RMO 3

Given $pq=r+1$

$r$ must be an odd prime because if $r$ is even, then $r=2$ and $r+1=3\Rightarrow r=3$ which not possible since $p,q$ are primes. Hence $r$ is odd.

This means that $pq$ is even and hence one of $p,q$ must be $2$ .

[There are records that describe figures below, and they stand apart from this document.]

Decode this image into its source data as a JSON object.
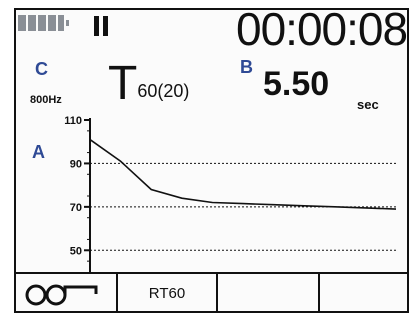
{
  "status": {
    "battery_icon": "battery-icon",
    "pause_icon": "pause-icon",
    "timer": "00:00:08"
  },
  "markers": {
    "a": "A",
    "b": "B",
    "c": "C"
  },
  "frequency": "800Hz",
  "parameter": {
    "symbol": "T",
    "subscript": "60(20)"
  },
  "measurement": {
    "value": "5.50",
    "unit": "sec"
  },
  "chart_data": {
    "type": "line",
    "ylim": [
      40,
      110
    ],
    "yticks": [
      110,
      90,
      70,
      50
    ],
    "x": [
      0,
      1,
      2,
      3,
      4,
      5,
      6,
      7,
      8,
      9,
      10
    ],
    "y": [
      101,
      91,
      78,
      74,
      72,
      71.5,
      71,
      70.5,
      70,
      69.5,
      69
    ],
    "grid": "horizontal-dotted"
  },
  "softkeys": [
    {
      "icon": "headphones-icon",
      "label": ""
    },
    {
      "label": "RT60"
    },
    {
      "label": ""
    },
    {
      "label": ""
    }
  ],
  "colors": {
    "marker": "#2f4a95",
    "lcd": "#fbfbfb"
  }
}
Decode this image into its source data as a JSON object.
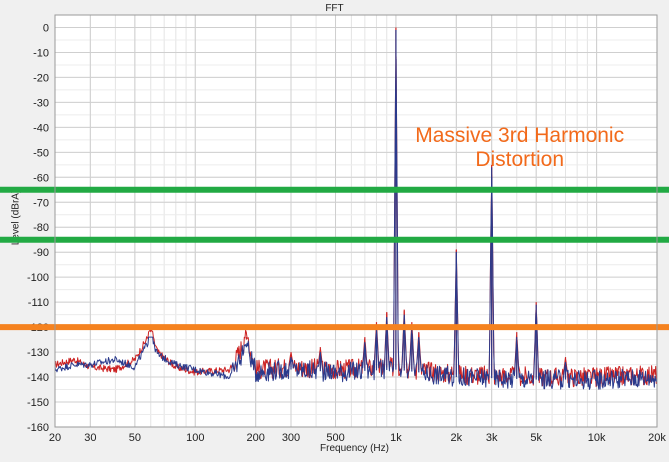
{
  "chart_data": {
    "type": "line",
    "title": "FFT",
    "xlabel": "Frequency (Hz)",
    "ylabel": "Level (dBrA)",
    "xscale": "log",
    "xlim": [
      20,
      20000
    ],
    "ylim": [
      -160,
      5
    ],
    "grid": true,
    "xticks": [
      {
        "v": 20,
        "label": "20"
      },
      {
        "v": 30,
        "label": "30"
      },
      {
        "v": 50,
        "label": "50"
      },
      {
        "v": 100,
        "label": "100"
      },
      {
        "v": 200,
        "label": "200"
      },
      {
        "v": 300,
        "label": "300"
      },
      {
        "v": 500,
        "label": "500"
      },
      {
        "v": 1000,
        "label": "1k"
      },
      {
        "v": 2000,
        "label": "2k"
      },
      {
        "v": 3000,
        "label": "3k"
      },
      {
        "v": 5000,
        "label": "5k"
      },
      {
        "v": 10000,
        "label": "10k"
      },
      {
        "v": 20000,
        "label": "20k"
      }
    ],
    "yticks": [
      0,
      -10,
      -20,
      -30,
      -40,
      -50,
      -60,
      -70,
      -80,
      -90,
      -100,
      -110,
      -120,
      -130,
      -140,
      -150,
      -160
    ],
    "series": [
      {
        "color": "#cc2222",
        "noise_floor": [
          [
            20,
            -135
          ],
          [
            25,
            -133
          ],
          [
            30,
            -136
          ],
          [
            40,
            -137
          ],
          [
            50,
            -133
          ],
          [
            60,
            -122
          ],
          [
            65,
            -130
          ],
          [
            80,
            -136
          ],
          [
            100,
            -138
          ],
          [
            150,
            -137
          ],
          [
            180,
            -124
          ],
          [
            200,
            -137
          ],
          [
            300,
            -136
          ],
          [
            500,
            -137
          ],
          [
            1000,
            -136
          ],
          [
            2000,
            -139
          ],
          [
            5000,
            -140
          ],
          [
            10000,
            -140
          ],
          [
            20000,
            -139
          ]
        ],
        "peaks": [
          [
            60,
            -121
          ],
          [
            180,
            -125
          ],
          [
            300,
            -130
          ],
          [
            420,
            -128
          ],
          [
            700,
            -124
          ],
          [
            800,
            -118
          ],
          [
            900,
            -114
          ],
          [
            1000,
            0
          ],
          [
            1100,
            -113
          ],
          [
            1200,
            -118
          ],
          [
            1300,
            -122
          ],
          [
            2000,
            -89
          ],
          [
            3000,
            -55
          ],
          [
            4000,
            -122
          ],
          [
            5000,
            -110
          ],
          [
            7000,
            -132
          ]
        ]
      },
      {
        "color": "#2a3a8c",
        "noise_floor": [
          [
            20,
            -137
          ],
          [
            25,
            -135
          ],
          [
            30,
            -135
          ],
          [
            40,
            -133
          ],
          [
            50,
            -136
          ],
          [
            60,
            -124
          ],
          [
            65,
            -131
          ],
          [
            80,
            -135
          ],
          [
            100,
            -137
          ],
          [
            150,
            -140
          ],
          [
            180,
            -127
          ],
          [
            200,
            -138
          ],
          [
            300,
            -137
          ],
          [
            500,
            -138
          ],
          [
            1000,
            -137
          ],
          [
            2000,
            -140
          ],
          [
            5000,
            -141
          ],
          [
            10000,
            -141
          ],
          [
            20000,
            -140
          ]
        ],
        "peaks": [
          [
            60,
            -124
          ],
          [
            180,
            -128
          ],
          [
            300,
            -132
          ],
          [
            420,
            -130
          ],
          [
            700,
            -126
          ],
          [
            800,
            -120
          ],
          [
            900,
            -116
          ],
          [
            1000,
            -1
          ],
          [
            1100,
            -115
          ],
          [
            1200,
            -120
          ],
          [
            1300,
            -124
          ],
          [
            2000,
            -90
          ],
          [
            3000,
            -56
          ],
          [
            4000,
            -124
          ],
          [
            5000,
            -111
          ],
          [
            7000,
            -134
          ]
        ]
      }
    ],
    "reference_lines": [
      {
        "y": -65,
        "color": "#22aa44"
      },
      {
        "y": -85,
        "color": "#22aa44"
      },
      {
        "y": -120,
        "color": "#f5821f"
      }
    ],
    "annotations": [
      {
        "lines": [
          "Massive 3rd Harmonic",
          "Distortion"
        ],
        "color": "#f26a1b",
        "x": 3000,
        "y": -47
      }
    ]
  }
}
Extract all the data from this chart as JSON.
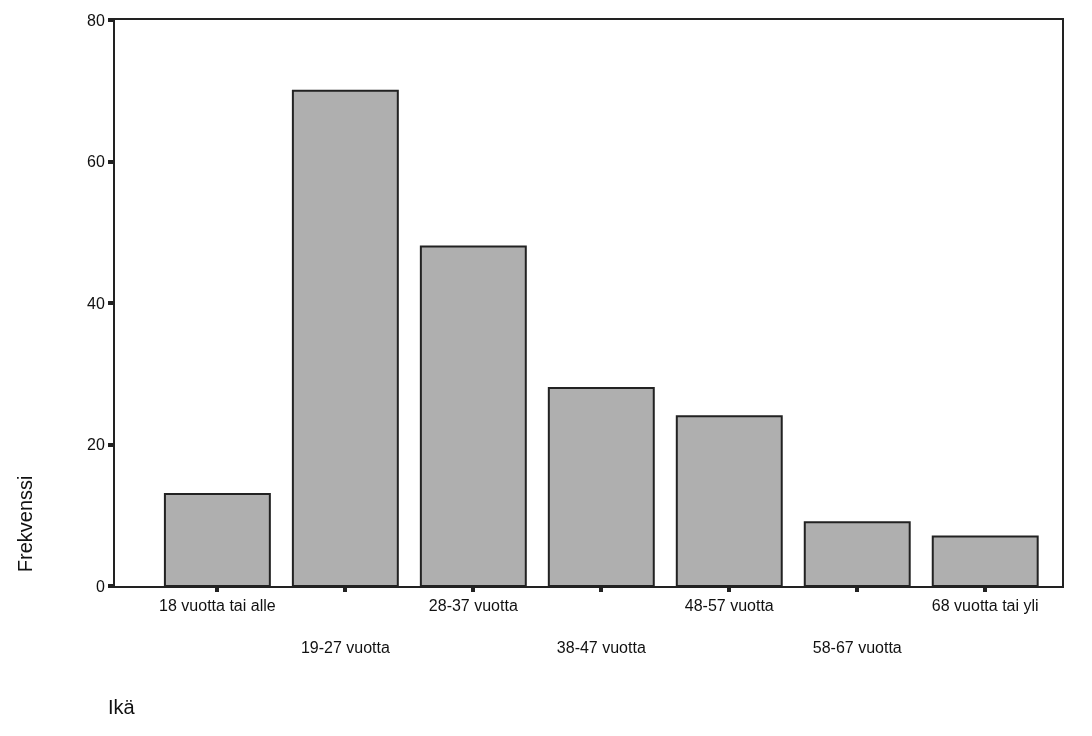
{
  "chart_data": {
    "type": "bar",
    "xlabel": "Ikä",
    "ylabel": "Frekvenssi",
    "categories": [
      "18 vuotta tai alle",
      "19-27 vuotta",
      "28-37 vuotta",
      "38-47 vuotta",
      "48-57 vuotta",
      "58-67 vuotta",
      "68 vuotta tai yli"
    ],
    "values": [
      13,
      70,
      48,
      28,
      24,
      9,
      7
    ],
    "color": "#afafaf",
    "ylim": [
      0,
      80
    ],
    "yticks": [
      0,
      20,
      40,
      60,
      80
    ]
  }
}
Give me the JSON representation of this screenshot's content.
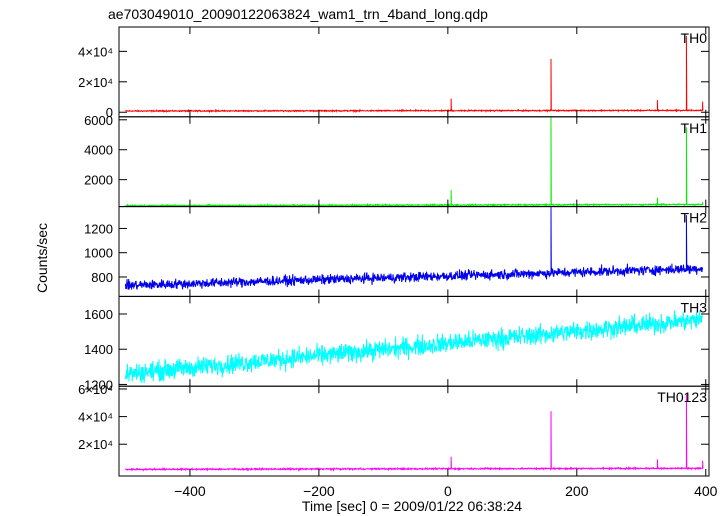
{
  "chart_data": {
    "type": "line",
    "title": "ae703049010_20090122063824_wam1_trn_4band_long.qdp",
    "xlabel": "Time [sec] 0 = 2009/01/22 06:38:24",
    "ylabel": "Counts/sec",
    "xlim": [
      -510,
      405
    ],
    "x_ticks": [
      -400,
      -200,
      0,
      200,
      400
    ],
    "x_tick_labels": [
      "−400",
      "−200",
      "0",
      "200",
      "400"
    ],
    "grid": false,
    "panels": [
      {
        "name": "TH0",
        "color": "#ff0000",
        "ylim": [
          -3000,
          56000
        ],
        "y_ticks": [
          0,
          20000,
          40000
        ],
        "y_tick_labels": [
          "0",
          "2×10⁴",
          "4×10⁴"
        ],
        "baseline": {
          "start": 800,
          "end": 1200,
          "noise": 350
        },
        "spikes": [
          [
            5,
            9000
          ],
          [
            33,
            1500
          ],
          [
            160,
            35000
          ],
          [
            285,
            1200
          ],
          [
            325,
            8000
          ],
          [
            370,
            50000
          ],
          [
            395,
            7000
          ]
        ]
      },
      {
        "name": "TH1",
        "color": "#00ee00",
        "ylim": [
          200,
          6200
        ],
        "y_ticks": [
          2000,
          4000,
          6000
        ],
        "y_tick_labels": [
          "2000",
          "4000",
          "6000"
        ],
        "baseline": {
          "start": 260,
          "end": 340,
          "noise": 40
        },
        "spikes": [
          [
            5,
            1300
          ],
          [
            160,
            6200
          ],
          [
            325,
            800
          ],
          [
            370,
            5500
          ],
          [
            395,
            500
          ]
        ]
      },
      {
        "name": "TH2",
        "color": "#0000ee",
        "ylim": [
          640,
          1380
        ],
        "y_ticks": [
          800,
          1000,
          1200
        ],
        "y_tick_labels": [
          "800",
          "1000",
          "1200"
        ],
        "baseline": {
          "start": 730,
          "end": 870,
          "noise": 40
        },
        "spikes": [
          [
            160,
            1380
          ],
          [
            370,
            1310
          ]
        ]
      },
      {
        "name": "TH3",
        "color": "#00ffff",
        "ylim": [
          1190,
          1700
        ],
        "y_ticks": [
          1200,
          1400,
          1600
        ],
        "y_tick_labels": [
          "1200",
          "1400",
          "1600"
        ],
        "baseline": {
          "start": 1260,
          "end": 1570,
          "noise": 55
        },
        "spikes": []
      },
      {
        "name": "TH0123",
        "color": "#ff00ff",
        "ylim": [
          -3000,
          62000
        ],
        "y_ticks": [
          20000,
          40000,
          60000
        ],
        "y_tick_labels": [
          "2×10⁴",
          "4×10⁴",
          "6×10⁴"
        ],
        "baseline": {
          "start": 1800,
          "end": 2600,
          "noise": 500
        },
        "spikes": [
          [
            5,
            11000
          ],
          [
            160,
            44000
          ],
          [
            325,
            9000
          ],
          [
            370,
            56000
          ],
          [
            395,
            8000
          ]
        ]
      }
    ]
  }
}
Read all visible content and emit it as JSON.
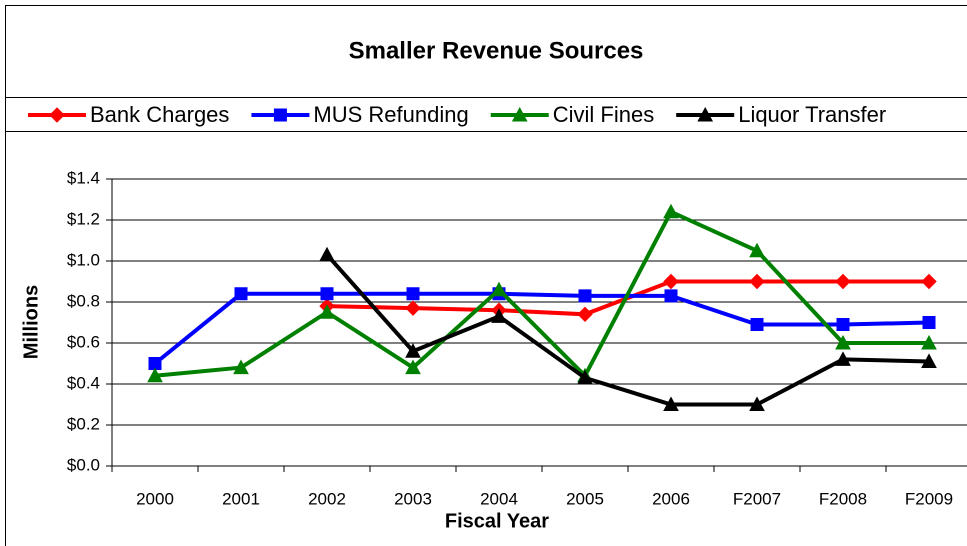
{
  "chart_data": {
    "type": "line",
    "title": "Smaller Revenue Sources",
    "x_label": "Fiscal Year",
    "y_label": "Millions",
    "categories": [
      "2000",
      "2001",
      "2002",
      "2003",
      "2004",
      "2005",
      "2006",
      "F2007",
      "F2008",
      "F2009"
    ],
    "series": [
      {
        "name": "Bank Charges",
        "color": "#ff0000",
        "marker": "diamond",
        "values": [
          null,
          null,
          0.78,
          0.77,
          0.76,
          0.74,
          0.9,
          0.9,
          0.9,
          0.9
        ]
      },
      {
        "name": "MUS Refunding",
        "color": "#0000ff",
        "marker": "square",
        "values": [
          0.5,
          0.84,
          0.84,
          0.84,
          0.84,
          0.83,
          0.83,
          0.69,
          0.69,
          0.7
        ]
      },
      {
        "name": "Civil Fines",
        "color": "#008000",
        "marker": "triangle",
        "values": [
          0.44,
          0.48,
          0.75,
          0.48,
          0.86,
          0.44,
          1.24,
          1.05,
          0.6,
          0.6
        ]
      },
      {
        "name": "Liquor Transfer",
        "color": "#000000",
        "marker": "triangle",
        "values": [
          null,
          null,
          1.03,
          0.56,
          0.73,
          0.43,
          0.3,
          0.3,
          0.52,
          0.51
        ]
      }
    ],
    "ylim": [
      0,
      1.4
    ],
    "yticks": [
      {
        "value": 0,
        "label": "$0.0"
      },
      {
        "value": 0.2,
        "label": "$0.2"
      },
      {
        "value": 0.4,
        "label": "$0.4"
      },
      {
        "value": 0.6,
        "label": "$0.6"
      },
      {
        "value": 0.8,
        "label": "$0.8"
      },
      {
        "value": 1.0,
        "label": "$1.0"
      },
      {
        "value": 1.2,
        "label": "$1.2"
      },
      {
        "value": 1.4,
        "label": "$1.4"
      }
    ],
    "grid": true
  }
}
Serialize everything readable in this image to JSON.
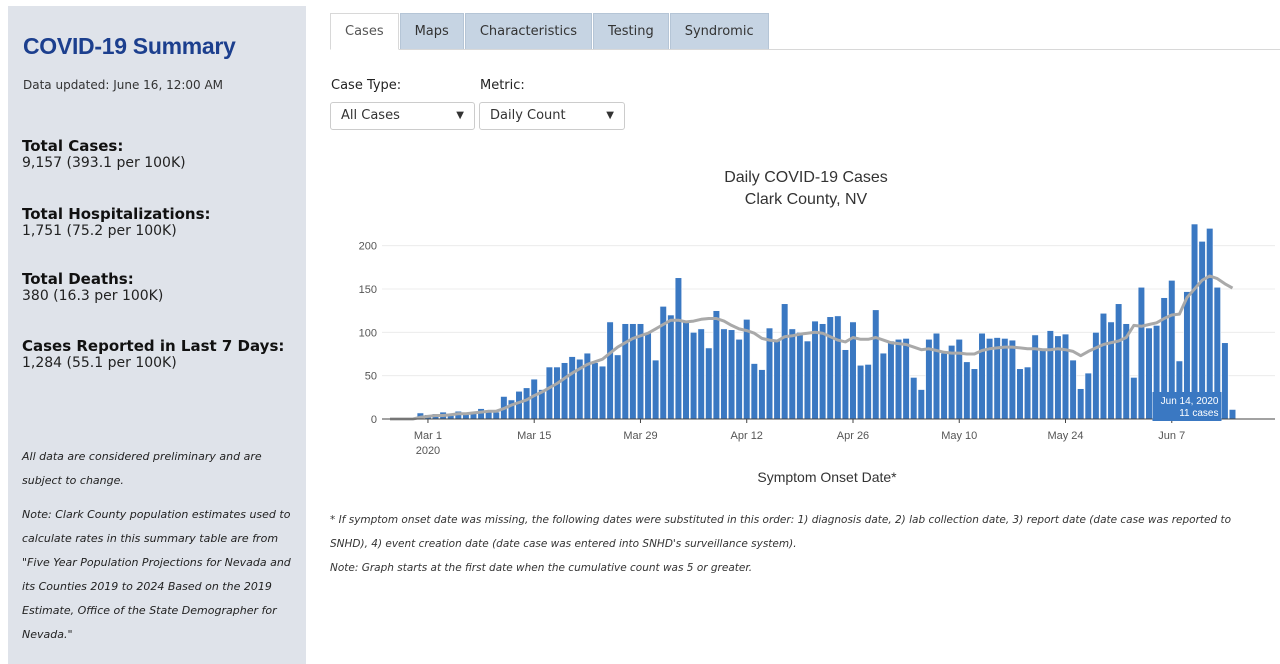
{
  "sidebar": {
    "title": "COVID-19 Summary",
    "updated": "Data updated: June 16, 12:00 AM",
    "stats": [
      {
        "label": "Total Cases:",
        "value": "9,157 (393.1 per 100K)"
      },
      {
        "label": "Total Hospitalizations:",
        "value": "1,751 (75.2 per 100K)"
      },
      {
        "label": "Total Deaths:",
        "value": "380 (16.3 per 100K)"
      },
      {
        "label": "Cases Reported in Last 7 Days:",
        "value": "1,284 (55.1 per 100K)"
      }
    ],
    "note1": "All data are considered preliminary and are subject to change.",
    "note2": "Note: Clark County population estimates used to calculate rates in this summary table are from \"Five Year Population Projections for Nevada and its Counties 2019 to 2024 Based on the 2019 Estimate, Office of the State Demographer for Nevada.\""
  },
  "tabs": [
    "Cases",
    "Maps",
    "Characteristics",
    "Testing",
    "Syndromic"
  ],
  "active_tab": "Cases",
  "filters": {
    "case_type_label": "Case Type:",
    "case_type_value": "All Cases",
    "metric_label": "Metric:",
    "metric_value": "Daily Count"
  },
  "tooltip": {
    "date": "Jun 14, 2020",
    "value": "11 cases"
  },
  "footnote1": "* If symptom onset date was missing, the following dates were substituted in this order: 1) diagnosis date, 2) lab collection date, 3) report date (date case was reported to SNHD), 4) event creation date (date case was entered into SNHD's surveillance system).",
  "footnote2": "Note: Graph starts at the first date when the cumulative count was 5 or greater.",
  "chart_data": {
    "type": "bar",
    "title": "Daily COVID-19 Cases",
    "subtitle": "Clark County, NV",
    "xlabel": "Symptom Onset Date*",
    "ylabel": "",
    "start_date": "2020-02-25",
    "end_date": "2020-06-14",
    "ylim": [
      0,
      225
    ],
    "yticks": [
      0,
      50,
      100,
      150,
      200
    ],
    "xticks": [
      {
        "date": "2020-03-01",
        "label": "Mar 1",
        "sublabel": "2020"
      },
      {
        "date": "2020-03-15",
        "label": "Mar 15"
      },
      {
        "date": "2020-03-29",
        "label": "Mar 29"
      },
      {
        "date": "2020-04-12",
        "label": "Apr 12"
      },
      {
        "date": "2020-04-26",
        "label": "Apr 26"
      },
      {
        "date": "2020-05-10",
        "label": "May 10"
      },
      {
        "date": "2020-05-24",
        "label": "May 24"
      },
      {
        "date": "2020-06-07",
        "label": "Jun 7"
      }
    ],
    "bar_color": "#3a78c2",
    "avg_color": "#a9a9a9",
    "series": [
      {
        "values": [
          0,
          0,
          0,
          0,
          7,
          5,
          6,
          8,
          4,
          9,
          7,
          8,
          12,
          9,
          8,
          26,
          22,
          32,
          36,
          46,
          34,
          60,
          60,
          65,
          72,
          69,
          76,
          65,
          61,
          112,
          74,
          110,
          110,
          110,
          100,
          68,
          130,
          120,
          163,
          113,
          100,
          104,
          82,
          125,
          104,
          103,
          92,
          115,
          64,
          57,
          105,
          90,
          133,
          104,
          100,
          90,
          113,
          110,
          118,
          119,
          80,
          112,
          62,
          63,
          126,
          76,
          90,
          92,
          93,
          48,
          34,
          92,
          99,
          76,
          85,
          92,
          66,
          58,
          99,
          93,
          94,
          93,
          91,
          58,
          60,
          97,
          80,
          102,
          96,
          98,
          68,
          35,
          53,
          100,
          122,
          112,
          133,
          110,
          48,
          152,
          105,
          108,
          140,
          160,
          67,
          147,
          225,
          205,
          220,
          152,
          88,
          11
        ]
      },
      {
        "values": [
          0,
          0,
          0,
          0,
          2,
          3,
          4,
          4,
          5,
          6,
          6,
          7,
          8,
          9,
          9,
          12,
          16,
          19,
          22,
          27,
          31,
          36,
          41,
          47,
          53,
          58,
          63,
          66,
          69,
          76,
          83,
          88,
          93,
          96,
          99,
          104,
          109,
          114,
          114,
          112,
          113,
          115,
          116,
          116,
          113,
          108,
          104,
          102,
          99,
          93,
          91,
          90,
          95,
          96,
          98,
          99,
          100,
          99,
          95,
          91,
          89,
          94,
          92,
          92,
          94,
          91,
          88,
          87,
          86,
          83,
          80,
          81,
          79,
          77,
          76,
          76,
          75,
          75,
          79,
          81,
          82,
          83,
          83,
          82,
          81,
          81,
          80,
          80,
          81,
          80,
          78,
          73,
          78,
          82,
          86,
          88,
          90,
          94,
          108,
          107,
          109,
          111,
          116,
          120,
          121,
          140,
          150,
          160,
          165,
          162,
          156,
          151
        ]
      }
    ]
  }
}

Suppose $p$ is $2$ . This means that $2q=r+1$

Squaring both sides

$4{ q }^{ 2 }={ r }^{ 2 }+1+2r\\ \Rightarrow 4{ q }^{ 2 }=2({ p }^{ 2 }+{ q }^{ 2 })+2r\\ \Rightarrow 2{ q }^{ 2 }=2{ p }^{ 2 }+2r\\ \Rightarrow 2{ q }^{ 2 }=8+2r\\ \Rightarrow { q }^{ 2 }=4+r\\ \Rightarrow { q }^{ 2 }-4=r\\ \Rightarrow (q+2)(q-2)=r$

Since $r$ is a prime, one of $(q+2),(q-2)$ must be equal to one. If $q+2=1 \Rightarrow q=-1$ which is not possible. Hence $q-2=1 \Rightarrow q=3 \Rightarrow r=5$

Hence we find the solution $(p,q,r)=(2,3,5)$ . Similarly taking $q=2$ we can get $(p,q,r)=(3,2,5)$ .

Hence there are two solutions.